Greenland cockles (Serripes groenlandicus Mohr 1786) from Bjornoya (Bear Island), Svalbard record environmental change: Local and regional drivers of growth

摘要

Long time series are necessary to separate natural variability from that due to climate change and make it possible to interpret the impact of environmental change on ecosystems. Sclerochrono-logical analysis of environmental records in the shells of mol-lusks make it possible to reconstruct environmental-ecological linkages over sufficiently long time scales to detect ecosystem change. Annually resolved archives can be key indicators of how climate change manifests in the marine ecosystem and are especially important in areas with limited instrumental records. We developed a master growth chronology of the Greenland Cockle (Serripes groenlandicus) from Bear Island (Bjornoya), Svalbard, Norway (74°41'N, 18°56'E) from analysis of annual shell growth increments.

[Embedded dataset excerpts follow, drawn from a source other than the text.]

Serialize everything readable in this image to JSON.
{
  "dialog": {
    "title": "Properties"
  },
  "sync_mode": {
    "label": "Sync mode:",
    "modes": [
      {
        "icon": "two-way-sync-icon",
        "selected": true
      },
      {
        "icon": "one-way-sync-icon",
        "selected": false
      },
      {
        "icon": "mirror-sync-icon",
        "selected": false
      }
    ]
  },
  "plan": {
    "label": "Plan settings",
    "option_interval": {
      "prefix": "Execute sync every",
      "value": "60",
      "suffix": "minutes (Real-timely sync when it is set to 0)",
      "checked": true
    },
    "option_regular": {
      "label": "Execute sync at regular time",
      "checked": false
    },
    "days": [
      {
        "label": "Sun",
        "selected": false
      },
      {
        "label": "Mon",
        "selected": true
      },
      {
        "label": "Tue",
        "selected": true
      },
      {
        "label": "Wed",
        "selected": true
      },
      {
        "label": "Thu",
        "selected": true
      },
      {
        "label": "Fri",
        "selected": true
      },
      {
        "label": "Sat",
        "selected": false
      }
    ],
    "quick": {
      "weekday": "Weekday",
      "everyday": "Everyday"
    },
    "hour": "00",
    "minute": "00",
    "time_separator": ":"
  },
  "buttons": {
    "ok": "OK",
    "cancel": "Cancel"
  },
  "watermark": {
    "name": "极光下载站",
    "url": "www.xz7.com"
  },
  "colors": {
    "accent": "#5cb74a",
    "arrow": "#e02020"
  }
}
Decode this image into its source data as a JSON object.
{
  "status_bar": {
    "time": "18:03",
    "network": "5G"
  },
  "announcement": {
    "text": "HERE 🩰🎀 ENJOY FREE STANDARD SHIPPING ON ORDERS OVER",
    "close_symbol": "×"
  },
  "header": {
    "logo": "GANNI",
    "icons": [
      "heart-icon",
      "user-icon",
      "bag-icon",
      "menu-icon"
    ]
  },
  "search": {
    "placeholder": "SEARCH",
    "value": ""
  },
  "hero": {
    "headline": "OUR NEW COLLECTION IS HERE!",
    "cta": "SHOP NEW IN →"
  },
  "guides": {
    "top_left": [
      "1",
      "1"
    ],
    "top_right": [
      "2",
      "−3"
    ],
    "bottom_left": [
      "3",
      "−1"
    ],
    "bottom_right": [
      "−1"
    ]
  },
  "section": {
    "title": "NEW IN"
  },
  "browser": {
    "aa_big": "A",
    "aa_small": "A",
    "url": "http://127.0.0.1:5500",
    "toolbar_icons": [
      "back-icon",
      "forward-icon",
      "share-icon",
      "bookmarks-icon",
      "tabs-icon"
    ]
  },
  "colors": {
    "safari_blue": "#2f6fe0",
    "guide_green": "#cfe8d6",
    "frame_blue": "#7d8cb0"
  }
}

The chronology was developed from 13 individuals collected from 80 m deep and ranging in age from 40 to 48 years old (the oldest known individuals of this species to date). The master chronology, expressed as a growth index (GI), extended from 1968 to 2012 and exhibited a cyclical pattern with decadal periods of high growth alternating with slower growth intervals. We identified significant relationships between variations in large-scale climate regimes (e.g. Atlantic Multidecadal Oscillation), local environmental conditions (e.g., sea temperature, sea ice), and shell growth. A model using sea temperature and sea ice explained 34-49% of the annual variations in shell growth patterns. The growth chronology and environmental linkages for cockles at this site in southern Svalbard near the southern extent of Arctic water in the Barents Sea were substantially different than at other locations in Svalbard. We conclude that the Greenland Cockle is quite sensitive to environmental changes over annual to decadal scales and therefore can serve as a proxy of climate change effects on ecosystem processes in the Arctic, but that local environmental processes that regulate food availability to the seabed are key determinants of environmental regulation on shell growth.